Currently, the gorgeous 24-year-old’s work has taken her to Australia, where she’s filming the big-screen drama Blinder alongside fellow Kiwi Anna Hutchison, but she’s also recently completed filming an episode of CSI and the indie flick Light Years.
Although she’s clocked up a lot of air miles and is mostly based in Los Angeles these days, all that transit can’t shake the Kiwi out of Rose. “I really crave New Zealand when I’m away,” she says. “Everything seems so green and roomy. You take it for granted – practically every house has a backyard.
“I’m glad I now have an environment in LA where I have friends and a life there. But it certainly is such a treat to come home and spend time with family and friends,” the actress says. When the Weekly catches up with Rose it’s on one of her fleeting trips to New Zealand to visit her family and long-term, long-distance boyfriend Benjamin Hoeksema.
Rose is staying with her parents in Titirangi, Auckland, in the home she grew up in. It’s a house Rose says is filled with happy childhood memories of summers spent on the beach playing on the rocks with her brother Paul in French Bay. The home is also filled with colour – the family lounge features her mother Annie’s ceramic artwork, as well as her father Mac’s photography and vintage radio collection.
The visit home has meant Rose gets to spend time with her two-year-old nephew Caed and meet her niece Marley, who was born in September last year. “It’s great being an auntie but I don’t think I’ve quite met my obligations for babysitting duty yet. I think I’ve got a bit of an IOU hanging over me.
“When they’re first born you’re sent a barrage photographs. All you see is this squished little red face that you’re trying to fall in love with. It’s so nice to see them in the flesh and hold them. “I used to nanny a lot in high school and it’s so lovely to have a family member to spend time with, because I was always falling in love with other people’s children. Now I’m falling in love with my own nephew!
“I find myself looking at baby clothes in LA and everyone says, ‘Are you clucky?’ and I say, ‘No, I’ve got a nephew and a niece.’ Marley’s wearing a baby T-shirt now that says, ‘My aunt is the best’. It’s a low-key number – I don’t know who could have got it for her,” she laughs. “One day I’d love to be a mum, but it’s something that would be quite a long way away for me,” says Rose. “Don’t leave it too long or I’ll be too old!” her mum Annie chips in.

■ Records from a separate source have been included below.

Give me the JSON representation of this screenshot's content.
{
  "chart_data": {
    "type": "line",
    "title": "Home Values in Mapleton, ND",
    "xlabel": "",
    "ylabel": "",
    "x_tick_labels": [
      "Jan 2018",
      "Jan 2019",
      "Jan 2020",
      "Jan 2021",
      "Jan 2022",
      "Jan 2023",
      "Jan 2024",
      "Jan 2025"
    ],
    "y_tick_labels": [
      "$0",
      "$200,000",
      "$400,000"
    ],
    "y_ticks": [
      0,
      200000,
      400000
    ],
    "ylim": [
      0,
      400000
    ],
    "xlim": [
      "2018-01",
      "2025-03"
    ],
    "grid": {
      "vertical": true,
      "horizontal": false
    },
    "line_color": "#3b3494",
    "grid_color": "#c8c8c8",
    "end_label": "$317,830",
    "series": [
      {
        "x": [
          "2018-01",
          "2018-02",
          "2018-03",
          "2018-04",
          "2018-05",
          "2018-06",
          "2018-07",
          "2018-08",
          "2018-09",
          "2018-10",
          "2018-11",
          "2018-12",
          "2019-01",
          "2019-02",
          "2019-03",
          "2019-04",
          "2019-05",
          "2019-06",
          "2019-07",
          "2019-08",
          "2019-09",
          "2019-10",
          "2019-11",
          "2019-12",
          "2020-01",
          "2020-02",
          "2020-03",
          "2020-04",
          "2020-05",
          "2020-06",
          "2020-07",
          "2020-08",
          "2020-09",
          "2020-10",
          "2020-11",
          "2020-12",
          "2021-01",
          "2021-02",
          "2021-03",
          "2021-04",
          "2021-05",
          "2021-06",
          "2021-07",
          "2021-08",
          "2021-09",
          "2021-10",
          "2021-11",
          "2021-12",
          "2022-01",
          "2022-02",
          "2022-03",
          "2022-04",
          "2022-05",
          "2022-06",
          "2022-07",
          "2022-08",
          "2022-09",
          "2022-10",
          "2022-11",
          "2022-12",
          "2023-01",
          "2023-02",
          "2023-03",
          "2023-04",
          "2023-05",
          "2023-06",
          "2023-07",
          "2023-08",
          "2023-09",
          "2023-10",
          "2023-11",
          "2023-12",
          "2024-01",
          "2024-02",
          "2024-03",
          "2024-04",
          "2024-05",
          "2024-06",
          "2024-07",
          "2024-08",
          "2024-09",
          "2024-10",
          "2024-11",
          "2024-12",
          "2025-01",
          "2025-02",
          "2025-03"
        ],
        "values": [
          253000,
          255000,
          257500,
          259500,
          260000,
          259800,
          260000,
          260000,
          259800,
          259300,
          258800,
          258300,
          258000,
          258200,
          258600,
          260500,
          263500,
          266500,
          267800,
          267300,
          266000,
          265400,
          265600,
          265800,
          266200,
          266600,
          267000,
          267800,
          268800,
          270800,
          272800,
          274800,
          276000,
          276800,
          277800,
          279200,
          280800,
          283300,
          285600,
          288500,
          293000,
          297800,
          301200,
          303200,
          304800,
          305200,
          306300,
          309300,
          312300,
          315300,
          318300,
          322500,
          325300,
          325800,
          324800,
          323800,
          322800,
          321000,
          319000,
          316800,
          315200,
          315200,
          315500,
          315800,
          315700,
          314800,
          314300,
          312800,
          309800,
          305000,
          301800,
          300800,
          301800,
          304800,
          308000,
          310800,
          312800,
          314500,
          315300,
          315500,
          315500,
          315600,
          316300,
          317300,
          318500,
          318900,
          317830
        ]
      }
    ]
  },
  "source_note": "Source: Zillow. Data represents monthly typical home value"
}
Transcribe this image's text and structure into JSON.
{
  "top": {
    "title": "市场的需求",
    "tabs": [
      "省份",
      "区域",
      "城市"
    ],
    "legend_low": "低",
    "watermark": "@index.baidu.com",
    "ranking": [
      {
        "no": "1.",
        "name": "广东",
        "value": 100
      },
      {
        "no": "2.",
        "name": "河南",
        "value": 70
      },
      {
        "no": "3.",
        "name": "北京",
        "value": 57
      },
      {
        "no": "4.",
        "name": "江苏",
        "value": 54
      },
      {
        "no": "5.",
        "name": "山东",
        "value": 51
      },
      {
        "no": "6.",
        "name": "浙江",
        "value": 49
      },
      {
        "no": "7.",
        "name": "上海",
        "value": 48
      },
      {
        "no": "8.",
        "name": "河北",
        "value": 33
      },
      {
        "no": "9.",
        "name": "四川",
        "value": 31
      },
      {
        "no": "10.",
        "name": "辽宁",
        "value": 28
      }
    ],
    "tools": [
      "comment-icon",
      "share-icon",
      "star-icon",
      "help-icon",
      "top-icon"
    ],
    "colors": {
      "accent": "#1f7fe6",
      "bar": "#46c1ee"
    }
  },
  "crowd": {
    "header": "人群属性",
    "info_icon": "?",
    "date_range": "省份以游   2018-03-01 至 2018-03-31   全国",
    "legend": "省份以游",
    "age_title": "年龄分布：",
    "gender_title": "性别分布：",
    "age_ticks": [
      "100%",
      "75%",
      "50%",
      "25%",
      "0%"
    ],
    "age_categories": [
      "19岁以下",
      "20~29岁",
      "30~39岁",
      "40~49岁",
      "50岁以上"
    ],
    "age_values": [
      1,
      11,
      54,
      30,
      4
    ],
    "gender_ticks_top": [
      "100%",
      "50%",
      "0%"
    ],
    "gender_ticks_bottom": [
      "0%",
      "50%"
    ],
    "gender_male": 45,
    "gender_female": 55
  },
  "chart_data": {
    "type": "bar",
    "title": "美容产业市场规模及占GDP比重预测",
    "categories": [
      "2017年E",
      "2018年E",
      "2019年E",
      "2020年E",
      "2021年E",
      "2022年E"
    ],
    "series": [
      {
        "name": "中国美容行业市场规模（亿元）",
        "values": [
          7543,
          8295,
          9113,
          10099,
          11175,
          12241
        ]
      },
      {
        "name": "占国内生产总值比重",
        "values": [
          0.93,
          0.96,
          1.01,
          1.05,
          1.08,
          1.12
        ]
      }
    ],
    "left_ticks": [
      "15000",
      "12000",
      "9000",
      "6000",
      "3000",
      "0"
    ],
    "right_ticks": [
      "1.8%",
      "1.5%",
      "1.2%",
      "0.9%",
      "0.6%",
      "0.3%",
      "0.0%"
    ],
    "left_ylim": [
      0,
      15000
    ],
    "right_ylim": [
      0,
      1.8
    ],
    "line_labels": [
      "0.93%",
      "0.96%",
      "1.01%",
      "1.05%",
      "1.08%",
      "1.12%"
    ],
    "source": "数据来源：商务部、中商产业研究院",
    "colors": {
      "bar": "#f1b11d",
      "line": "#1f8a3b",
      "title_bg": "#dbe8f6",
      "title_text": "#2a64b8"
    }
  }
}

While she’s away, Rose stays in touch with her family and Benjamin, her boyfriend of seven years, via Skype. “They’re everything to me, so that’s what’s great about Skype – it’s completely revolutionised being away from home. “It’s just like having a Sunday night dinner, but you have a Sunday Skype session. It doesn’t feel like you’re away from home. “I’m back and forth at the moment, so that’s the way it has to work with me and [Ben],” she says.

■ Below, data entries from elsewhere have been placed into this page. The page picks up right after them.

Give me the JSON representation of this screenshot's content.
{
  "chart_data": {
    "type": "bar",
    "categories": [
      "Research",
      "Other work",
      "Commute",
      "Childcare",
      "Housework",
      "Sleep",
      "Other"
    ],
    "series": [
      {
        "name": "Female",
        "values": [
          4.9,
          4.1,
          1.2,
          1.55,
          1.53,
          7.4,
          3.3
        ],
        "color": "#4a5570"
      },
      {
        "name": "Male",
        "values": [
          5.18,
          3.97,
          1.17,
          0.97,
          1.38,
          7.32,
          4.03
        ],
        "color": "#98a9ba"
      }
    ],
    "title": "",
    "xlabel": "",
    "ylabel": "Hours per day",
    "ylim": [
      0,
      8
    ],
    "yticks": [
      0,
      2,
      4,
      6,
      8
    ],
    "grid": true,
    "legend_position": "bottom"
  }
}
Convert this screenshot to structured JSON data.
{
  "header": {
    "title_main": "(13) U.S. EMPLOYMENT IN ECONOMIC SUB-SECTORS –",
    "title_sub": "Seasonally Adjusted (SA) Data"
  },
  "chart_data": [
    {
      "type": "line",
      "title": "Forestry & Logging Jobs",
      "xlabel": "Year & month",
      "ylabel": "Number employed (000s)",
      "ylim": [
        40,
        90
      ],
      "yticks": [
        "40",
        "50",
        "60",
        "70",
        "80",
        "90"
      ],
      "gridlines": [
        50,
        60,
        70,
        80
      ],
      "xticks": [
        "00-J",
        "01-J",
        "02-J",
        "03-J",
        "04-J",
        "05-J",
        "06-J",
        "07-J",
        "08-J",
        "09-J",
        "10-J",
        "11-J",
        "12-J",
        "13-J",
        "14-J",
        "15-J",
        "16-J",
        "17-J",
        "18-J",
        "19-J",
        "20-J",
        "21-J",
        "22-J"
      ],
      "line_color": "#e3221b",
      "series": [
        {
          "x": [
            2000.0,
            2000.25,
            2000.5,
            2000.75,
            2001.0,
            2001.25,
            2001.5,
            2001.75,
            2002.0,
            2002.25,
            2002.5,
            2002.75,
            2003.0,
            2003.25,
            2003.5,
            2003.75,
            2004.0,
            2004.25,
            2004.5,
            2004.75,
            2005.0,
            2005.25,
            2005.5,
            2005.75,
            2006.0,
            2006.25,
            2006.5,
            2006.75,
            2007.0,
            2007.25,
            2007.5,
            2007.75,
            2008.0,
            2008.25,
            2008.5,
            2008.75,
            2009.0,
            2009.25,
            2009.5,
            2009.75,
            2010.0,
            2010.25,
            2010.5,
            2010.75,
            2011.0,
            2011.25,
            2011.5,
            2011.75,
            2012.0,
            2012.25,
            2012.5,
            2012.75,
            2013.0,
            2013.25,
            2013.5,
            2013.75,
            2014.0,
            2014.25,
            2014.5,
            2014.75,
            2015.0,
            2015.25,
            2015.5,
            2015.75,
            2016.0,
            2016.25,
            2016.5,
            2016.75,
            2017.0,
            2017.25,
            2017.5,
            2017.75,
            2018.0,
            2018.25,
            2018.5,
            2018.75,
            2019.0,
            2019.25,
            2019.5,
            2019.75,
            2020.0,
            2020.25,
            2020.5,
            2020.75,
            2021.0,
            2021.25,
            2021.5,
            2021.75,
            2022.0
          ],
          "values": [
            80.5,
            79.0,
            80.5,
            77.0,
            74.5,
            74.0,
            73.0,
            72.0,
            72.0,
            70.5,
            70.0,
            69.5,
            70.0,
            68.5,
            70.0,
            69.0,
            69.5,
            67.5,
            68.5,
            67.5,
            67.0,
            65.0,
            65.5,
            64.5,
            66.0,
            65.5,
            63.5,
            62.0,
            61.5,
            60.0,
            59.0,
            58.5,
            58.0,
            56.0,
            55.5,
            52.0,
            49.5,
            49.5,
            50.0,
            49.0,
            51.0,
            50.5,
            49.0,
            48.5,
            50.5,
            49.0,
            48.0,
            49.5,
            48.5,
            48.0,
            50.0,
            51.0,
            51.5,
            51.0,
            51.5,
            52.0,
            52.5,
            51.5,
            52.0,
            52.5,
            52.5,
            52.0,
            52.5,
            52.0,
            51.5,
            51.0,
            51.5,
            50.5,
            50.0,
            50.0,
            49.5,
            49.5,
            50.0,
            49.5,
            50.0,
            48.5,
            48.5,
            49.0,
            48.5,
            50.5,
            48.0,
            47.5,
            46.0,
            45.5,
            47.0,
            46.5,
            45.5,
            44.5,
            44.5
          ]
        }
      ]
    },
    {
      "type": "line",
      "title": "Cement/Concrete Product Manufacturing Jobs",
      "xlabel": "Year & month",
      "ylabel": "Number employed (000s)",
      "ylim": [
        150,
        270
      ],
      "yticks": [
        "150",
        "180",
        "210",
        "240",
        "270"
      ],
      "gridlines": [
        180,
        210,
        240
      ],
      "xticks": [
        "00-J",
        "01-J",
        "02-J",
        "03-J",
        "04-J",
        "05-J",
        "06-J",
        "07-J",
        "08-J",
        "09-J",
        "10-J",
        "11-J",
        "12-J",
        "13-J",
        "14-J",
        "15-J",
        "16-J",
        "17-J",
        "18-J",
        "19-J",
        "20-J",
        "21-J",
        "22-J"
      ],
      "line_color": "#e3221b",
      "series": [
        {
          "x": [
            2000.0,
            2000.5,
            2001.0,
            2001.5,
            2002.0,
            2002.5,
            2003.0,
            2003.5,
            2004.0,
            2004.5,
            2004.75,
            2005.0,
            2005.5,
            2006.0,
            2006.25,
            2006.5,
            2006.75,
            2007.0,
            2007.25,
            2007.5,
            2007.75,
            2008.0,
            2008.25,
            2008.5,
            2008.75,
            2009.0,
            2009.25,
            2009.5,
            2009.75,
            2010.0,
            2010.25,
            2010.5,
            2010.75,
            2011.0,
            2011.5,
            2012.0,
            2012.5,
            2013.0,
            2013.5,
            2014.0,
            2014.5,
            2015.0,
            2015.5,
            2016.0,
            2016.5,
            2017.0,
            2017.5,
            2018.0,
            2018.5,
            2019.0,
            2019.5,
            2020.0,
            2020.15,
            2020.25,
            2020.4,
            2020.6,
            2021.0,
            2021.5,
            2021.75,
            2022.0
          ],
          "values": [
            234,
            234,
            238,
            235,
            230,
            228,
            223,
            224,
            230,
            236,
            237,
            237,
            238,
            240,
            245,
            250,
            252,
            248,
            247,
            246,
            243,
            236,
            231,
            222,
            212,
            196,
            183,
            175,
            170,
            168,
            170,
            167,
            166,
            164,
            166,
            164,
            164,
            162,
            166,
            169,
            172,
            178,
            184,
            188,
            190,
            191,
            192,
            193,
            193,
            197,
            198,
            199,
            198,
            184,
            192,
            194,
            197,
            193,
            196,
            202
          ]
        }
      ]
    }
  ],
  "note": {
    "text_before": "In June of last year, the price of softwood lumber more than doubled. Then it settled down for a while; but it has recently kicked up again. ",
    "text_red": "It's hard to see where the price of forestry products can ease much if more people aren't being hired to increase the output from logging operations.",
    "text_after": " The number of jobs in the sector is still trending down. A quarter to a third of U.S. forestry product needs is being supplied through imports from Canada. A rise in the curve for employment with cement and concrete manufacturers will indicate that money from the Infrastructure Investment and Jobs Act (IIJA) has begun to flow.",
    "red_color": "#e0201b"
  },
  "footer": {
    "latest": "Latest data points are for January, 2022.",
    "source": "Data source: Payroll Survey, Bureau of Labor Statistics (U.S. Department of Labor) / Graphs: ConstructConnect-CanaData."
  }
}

Rose, who first made it big in Peter Jackson’s The Lovely Bones, is doing her best to take a little slice of her Kiwi life to LA. You won’t see her tottering around the City of Angels in the skyscraper heels or minidresses favoured by Californians. Rose is a denim cut-offs and T-shirt kind of gal, and makes a special effort to support New Zealand fashion labels such as Ruby and Juliette Hogan overseas.

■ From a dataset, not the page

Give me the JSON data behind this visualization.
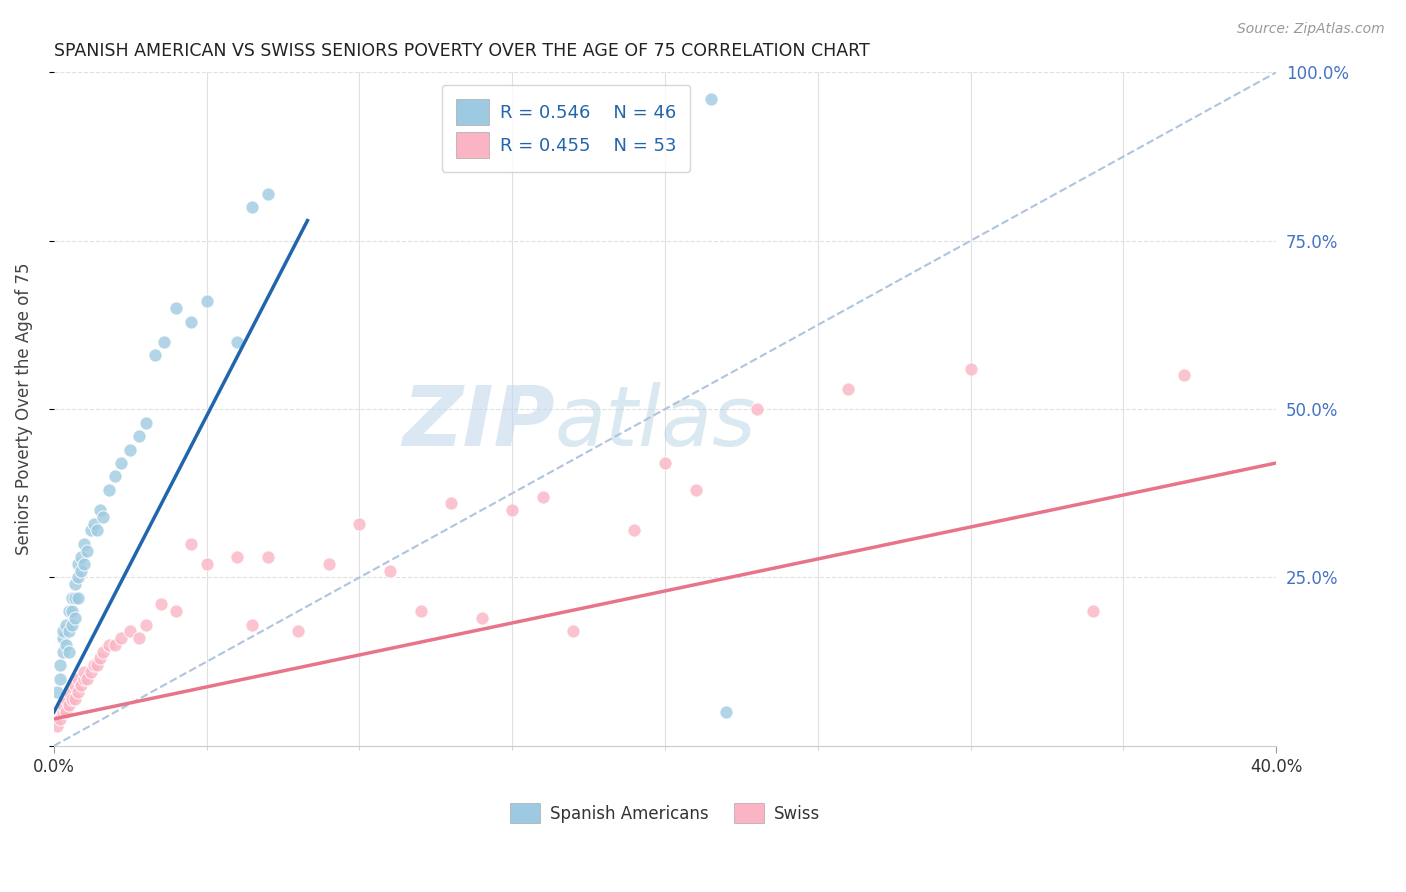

“I’m definitely proud to wear Kiwi fashion,” says Rose. “I get lots of questions about my clothes. On Light Years people would say, ‘Where are those pants from?’ and I’d say ‘New Zealand, but you can get them online!’”
On the set of Light Years, in which Rose plays a woman beginning a marketing career, Rose was instrumental in making sure Kiwi fashion was used by the costume department. “Emily Miller-Sharma from Ruby and Liam contributed some clothes to the wardrobe. I’ve always been a huge fan of theirs,” says Rose.
Another thing Rose hasn’t let LA strip from her is her dry Kiwi wit, something she has clearly inherited from her parents. The family joke with one another constantly. “We like to rark each other up and we have a high tolerance for teasing. I have to remember that when I’m with people I don’t know so well.
“The other day I was sitting at a café in LA, and someone came over and sat at the table next to me. There was a half-drunk coffee on the table and I said, ‘Feel free to finish that.’ “I was being silly, obviously, but the person looked at me disapprovingly, as if I thought they were homeless or something,” she says.
“That’s such a New Zealand thing to have that kind of rapport with someone you don’t know. But that kind of humour doesn’t necessarily fly with people in the US!”